My favourite character in Dune is actually none of the people I’ve mentioned, it is the planetologist Liet Kynes. He’s very important, and mostly a horrific cautionary tale about doing environmentalist work for an oppressor. But I love him, and someday I will figure out how to write the book that’s about him, which I never have!
Related book recommendations: Books Like Dune
I love your description of the political events inherently having personal psychological stakes. So often in weaker stories, there’s the big-stakes plot and then a personal subplot that just feels dwarfed by the larger stakes.
All of that big plot, the enormous-development-of-the-fate-of-the-world plot: none of that would be occurring if there weren’t people making decisions. When you get deep into it, it turns out that the people making the decisions, and the people who are noticing the decisions being made, have emotional reactions – which then drive actions in the world, which influence that giant plot. So to me, if you’re doing it right, they shouldn’t be separate at all.
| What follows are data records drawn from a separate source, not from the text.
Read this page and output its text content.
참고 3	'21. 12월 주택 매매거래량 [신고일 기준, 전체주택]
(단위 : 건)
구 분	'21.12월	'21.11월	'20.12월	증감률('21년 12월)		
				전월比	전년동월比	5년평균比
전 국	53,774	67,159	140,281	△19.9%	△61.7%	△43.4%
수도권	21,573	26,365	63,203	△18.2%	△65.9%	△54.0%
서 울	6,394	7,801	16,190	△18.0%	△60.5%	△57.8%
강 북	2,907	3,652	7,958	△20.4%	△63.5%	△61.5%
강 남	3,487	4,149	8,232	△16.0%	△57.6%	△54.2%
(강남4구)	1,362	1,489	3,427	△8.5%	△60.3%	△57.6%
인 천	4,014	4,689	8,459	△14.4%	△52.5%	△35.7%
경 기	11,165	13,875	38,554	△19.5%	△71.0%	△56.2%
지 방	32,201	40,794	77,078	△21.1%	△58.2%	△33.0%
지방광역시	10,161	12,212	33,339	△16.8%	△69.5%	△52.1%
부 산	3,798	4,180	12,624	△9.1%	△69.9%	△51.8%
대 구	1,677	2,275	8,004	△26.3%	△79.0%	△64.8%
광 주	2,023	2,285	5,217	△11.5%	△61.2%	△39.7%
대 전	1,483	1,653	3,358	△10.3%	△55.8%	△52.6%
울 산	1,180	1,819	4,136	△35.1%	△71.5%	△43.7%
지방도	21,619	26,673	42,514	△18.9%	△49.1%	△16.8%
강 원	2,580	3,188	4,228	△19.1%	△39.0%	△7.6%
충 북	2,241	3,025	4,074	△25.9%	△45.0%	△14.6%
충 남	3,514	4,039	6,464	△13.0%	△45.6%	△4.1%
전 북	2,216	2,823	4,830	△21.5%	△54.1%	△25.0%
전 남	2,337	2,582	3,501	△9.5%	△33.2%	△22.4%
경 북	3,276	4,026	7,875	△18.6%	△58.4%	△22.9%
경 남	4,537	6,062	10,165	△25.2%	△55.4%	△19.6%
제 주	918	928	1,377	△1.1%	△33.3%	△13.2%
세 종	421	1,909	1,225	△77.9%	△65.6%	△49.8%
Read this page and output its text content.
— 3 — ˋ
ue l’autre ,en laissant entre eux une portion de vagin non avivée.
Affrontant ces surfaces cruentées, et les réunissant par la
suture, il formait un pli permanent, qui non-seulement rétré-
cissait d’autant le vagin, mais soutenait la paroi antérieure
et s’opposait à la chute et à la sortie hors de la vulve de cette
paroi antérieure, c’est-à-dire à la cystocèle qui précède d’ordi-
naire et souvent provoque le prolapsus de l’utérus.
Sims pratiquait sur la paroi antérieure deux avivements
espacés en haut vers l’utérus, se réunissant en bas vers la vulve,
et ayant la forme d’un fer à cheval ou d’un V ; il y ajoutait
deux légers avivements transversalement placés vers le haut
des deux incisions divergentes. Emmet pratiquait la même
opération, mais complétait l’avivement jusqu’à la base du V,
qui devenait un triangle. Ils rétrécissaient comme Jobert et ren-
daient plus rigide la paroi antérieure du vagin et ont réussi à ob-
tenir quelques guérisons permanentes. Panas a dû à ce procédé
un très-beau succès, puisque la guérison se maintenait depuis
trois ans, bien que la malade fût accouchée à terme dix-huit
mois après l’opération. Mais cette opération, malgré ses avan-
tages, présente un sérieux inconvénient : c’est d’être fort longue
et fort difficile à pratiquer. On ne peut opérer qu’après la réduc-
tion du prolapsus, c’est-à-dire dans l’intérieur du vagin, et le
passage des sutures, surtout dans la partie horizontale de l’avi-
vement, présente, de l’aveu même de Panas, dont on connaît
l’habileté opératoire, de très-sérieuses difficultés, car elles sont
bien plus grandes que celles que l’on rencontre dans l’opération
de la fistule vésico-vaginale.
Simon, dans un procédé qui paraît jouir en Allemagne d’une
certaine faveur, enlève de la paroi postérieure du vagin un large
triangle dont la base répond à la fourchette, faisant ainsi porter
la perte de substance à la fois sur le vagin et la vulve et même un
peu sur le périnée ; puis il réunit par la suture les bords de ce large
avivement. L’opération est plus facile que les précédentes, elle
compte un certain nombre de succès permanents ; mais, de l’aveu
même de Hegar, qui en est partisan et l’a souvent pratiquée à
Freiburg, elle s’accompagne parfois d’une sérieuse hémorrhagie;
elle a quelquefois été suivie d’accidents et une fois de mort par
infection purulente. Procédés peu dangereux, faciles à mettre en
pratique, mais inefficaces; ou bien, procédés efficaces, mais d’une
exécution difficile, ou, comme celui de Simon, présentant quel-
You can do the very real situation of: ‘Oh God, the sweep of history has come for me at last’. That does happen to people, because there’s forces that are not localised in a single person or single event, but are macroeconomic or even made of physics like climate change. But even the responses to those big forces are rooted in the ways that humans react to one another, and their deep emotional responses to events. I think all of the books that I’ve listed are the kind of science fiction that I like to read because they are character-driven books, not concept or scale driven books.